A legislação determina que magistrados devem evitar comentários públicos sobre processos em andamento e também se abster de emitir juízos depreciativos sobre decisões proferidas por outros integrantes do Poder Judiciário.
Na entrevista, Gilmar Mendes criticou a atuação do ministro André Mendonça no processo envolvendo o Banco Master.

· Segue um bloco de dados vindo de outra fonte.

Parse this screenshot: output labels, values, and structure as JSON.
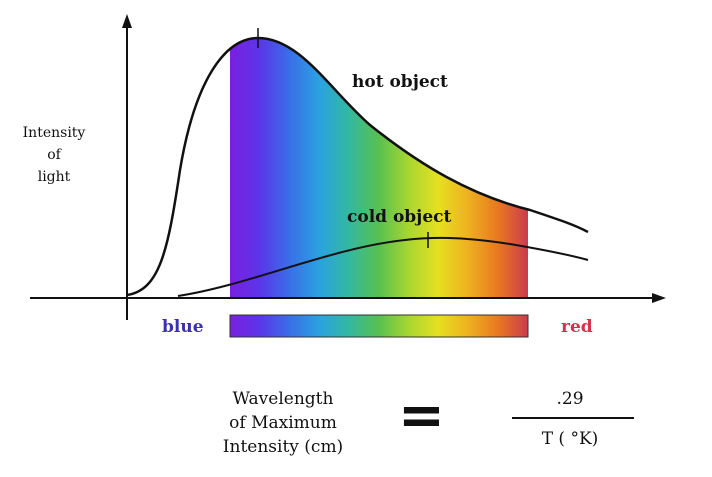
{
  "diagram": {
    "y_axis_label": [
      "Intensity",
      "of",
      "light"
    ],
    "curves": {
      "hot": {
        "label": "hot object",
        "color": "#111111"
      },
      "cold": {
        "label": "cold object",
        "color": "#111111"
      }
    },
    "spectrum": {
      "start_label": "blue",
      "end_label": "red",
      "start_color": "#3a2fb8",
      "end_color": "#d6334a",
      "colors": [
        "#7a1fe0",
        "#5a36e8",
        "#3a6ee8",
        "#2aa2e0",
        "#33b8a0",
        "#58c050",
        "#a8d630",
        "#e6e020",
        "#eeb020",
        "#e87820",
        "#cc3a50"
      ]
    },
    "formula": {
      "left_lines": [
        "Wavelength",
        "of Maximum",
        "Intensity (cm)"
      ],
      "equals": "=",
      "numerator": ".29",
      "denominator": "T ( °K)"
    }
  }
}
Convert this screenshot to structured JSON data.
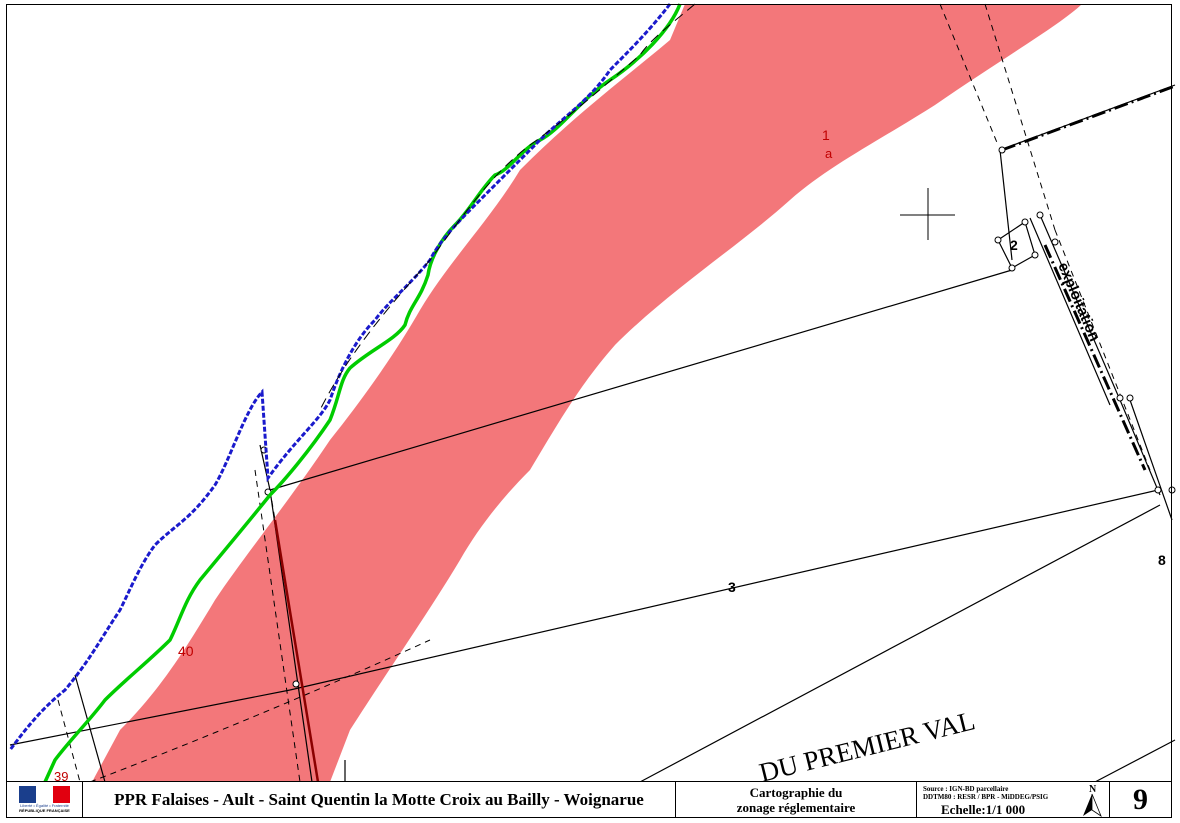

O decano do STF classificou como um “erro crasso” a condução de episódios relacionados à delação de investigados e também fez questionamentos sobre iniciativas adotadas pelo presidente da Corte, ministro Edson Fachin.
Para os especialistas consultados pelo Estadão, esse tipo de manifestação pode comprometer a aparência de imparcialidade exigida dos membros do Judiciário e, em determinadas circunstâncias, colocar sob questionamento atos processuais praticados por outros ministros.
Até o momento, Gilmar Mendes não se pronunciou sobre as críticas feitas por juristas em relação às declarações.
O debate reforça a discussão sobre os limites da liberdade de manifestação de magistrados e a necessidade de observância dos deveres de discrição e imparcialidade previstos na Lei Orgânica da Magistratura.
Fonte: Jovem Pan.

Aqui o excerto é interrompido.